Palo Alto networks (PAN-OS 8.0) SAML integration


Prerequisite:

This guide has been documented for integration on Palo Alto PAN-OS® 8.0.
In this scenario inWebo will act as an Identity Provider.

Configure an inWebo SAML 2.0 connector

In your inWebo service, in the "Secures Sites" tab, add a new SAML 2.0 connector.

Name the connector and leave the other fields blank. Click "Add". This generates inWebo SAML metadata and certificate

Download inWebo IdP SAML 2.0 metadata in XML format

Create a SAML Identity Provider

In the Palo Alto GUI select the "Device" tab and go to Server Profiles > SAML Identity Provider

Click on "Import" and locate the metadata file downloaded from inWebo. Make sure the file name meets the naming requirements from Palo Alto or you'll not be able to click on Ok

Create a Certificate Profile

The previous operation automaticaly imports the inWebo certificate. You can check the 2 entries exists in Certificate Management>Certificates

Go to Certificate Management>Certificate Profiles and click "Add". Name the certificate profile and Add the CA Certificate previously imported.

Configure an Authentication profile

Within the Device tab click on the Authentication Profile menu

Click "Add", change the type to "SAML" then choose the Server Profile previously configured. Leave the "Factors" tab default configuration. In the "Advanced" tab make sure you allow your users to use this Authentication profile.
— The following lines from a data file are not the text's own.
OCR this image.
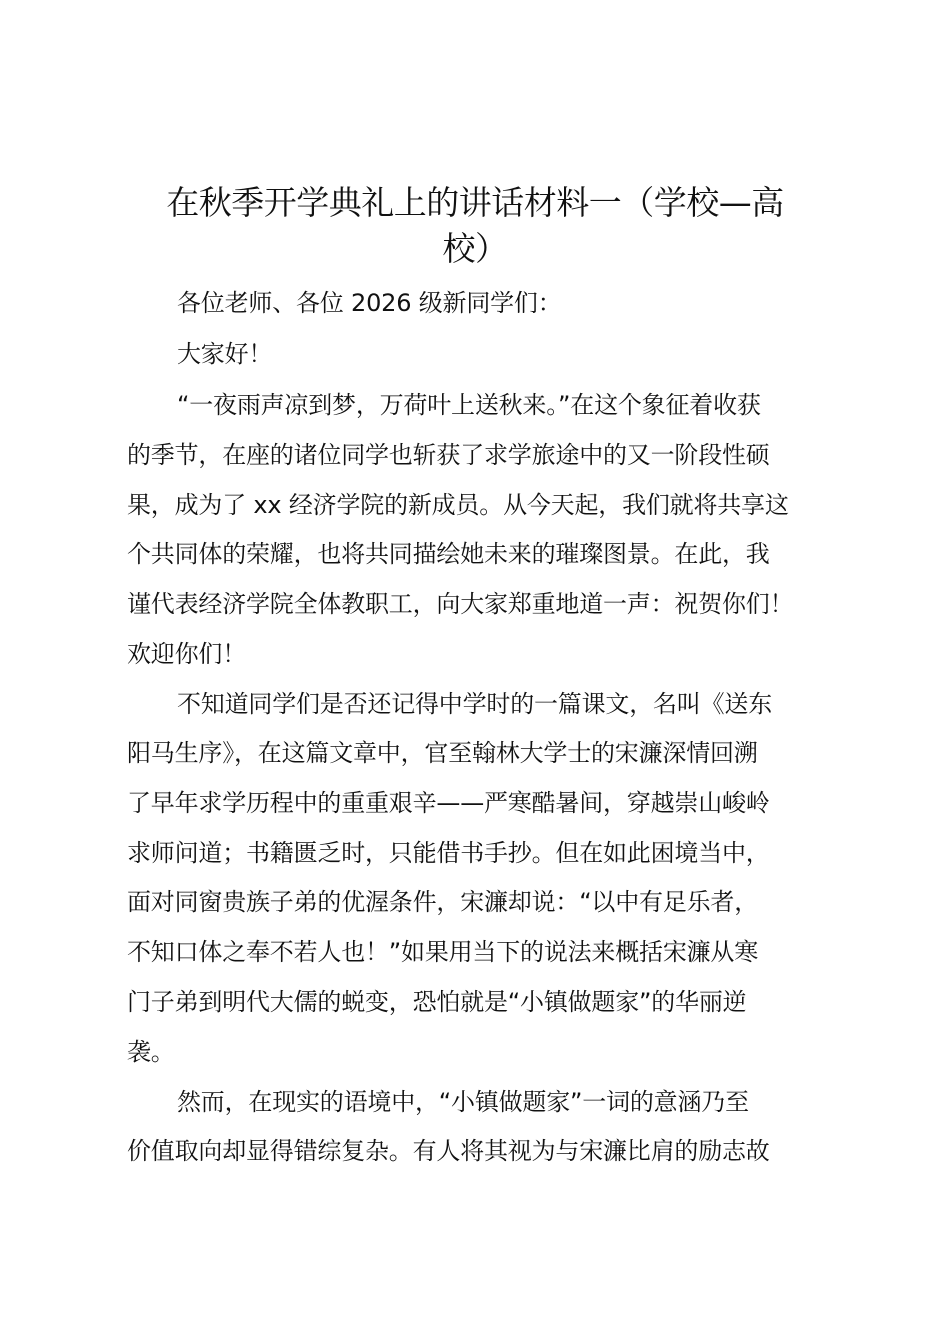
在秋季开学典礼上的讲话材料一（学校—高
校）
各位老师、各位 2026 级新同学们：
大家好！
“一夜雨声凉到梦，万荷叶上送秋来。”在这个象征着收获
的季节，在座的诸位同学也斩获了求学旅途中的又一阶段性硕
果，成为了 xx 经济学院的新成员。从今天起，我们就将共享这
个共同体的荣耀，也将共同描绘她未来的璀璨图景。在此，我
谨代表经济学院全体教职工，向大家郑重地道一声：祝贺你们！
欢迎你们！
不知道同学们是否还记得中学时的一篇课文，名叫《送东
阳马生序》，在这篇文章中，官至翰林大学士的宋濂深情回溯
了早年求学历程中的重重艰辛——严寒酷暑间，穿越崇山峻岭
求师问道；书籍匮乏时，只能借书手抄。但在如此困境当中，
面对同窗贵族子弟的优渥条件，宋濂却说：“以中有足乐者，
不知口体之奉不若人也！”如果用当下的说法来概括宋濂从寒
门子弟到明代大儒的蜕变，恐怕就是“小镇做题家”的华丽逆
袭。
然而，在现实的语境中，“小镇做题家”一词的意涵乃至
价值取向却显得错综复杂。有人将其视为与宋濂比肩的励志故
Use inWebo to authenticate your users

The user will connect using an OTP generated by an inWebo token or by receiving a push notification on his mobile.

Notice : if your firewall policies uses LDAP user groups you'll need to keep an LDAP authentication to retrieve the user group membership. inWebo doesn't know which LDAP user group your users are member of.

You may want to use MFA to control access to the GP Portal and/or the GP Gateway. If you choose to setup inWebo MFA for both Portal and Gateway then users will have to do MFA for both.

Typical setup enforce a login and password authentication on the GP Portal and inWebo MFA authentication on the GP Gateway.

Configure the Global Protect Portal to use inWebo MFA

  1. Go on the Network tab and choose Global Protect > Portals menu
  2. Add a Global Protect Portal configuration or edit an existing GlobalProtect Portal configuration
  3. In the Authentication tab, declare a Client Authentication and choose the Authentication Profile you created

Configure the Global Protect Gateway to use inWebo MFA

The GP Gateway authenticates the user after the GP Agent succesfully authenticated the user against the GP Portal.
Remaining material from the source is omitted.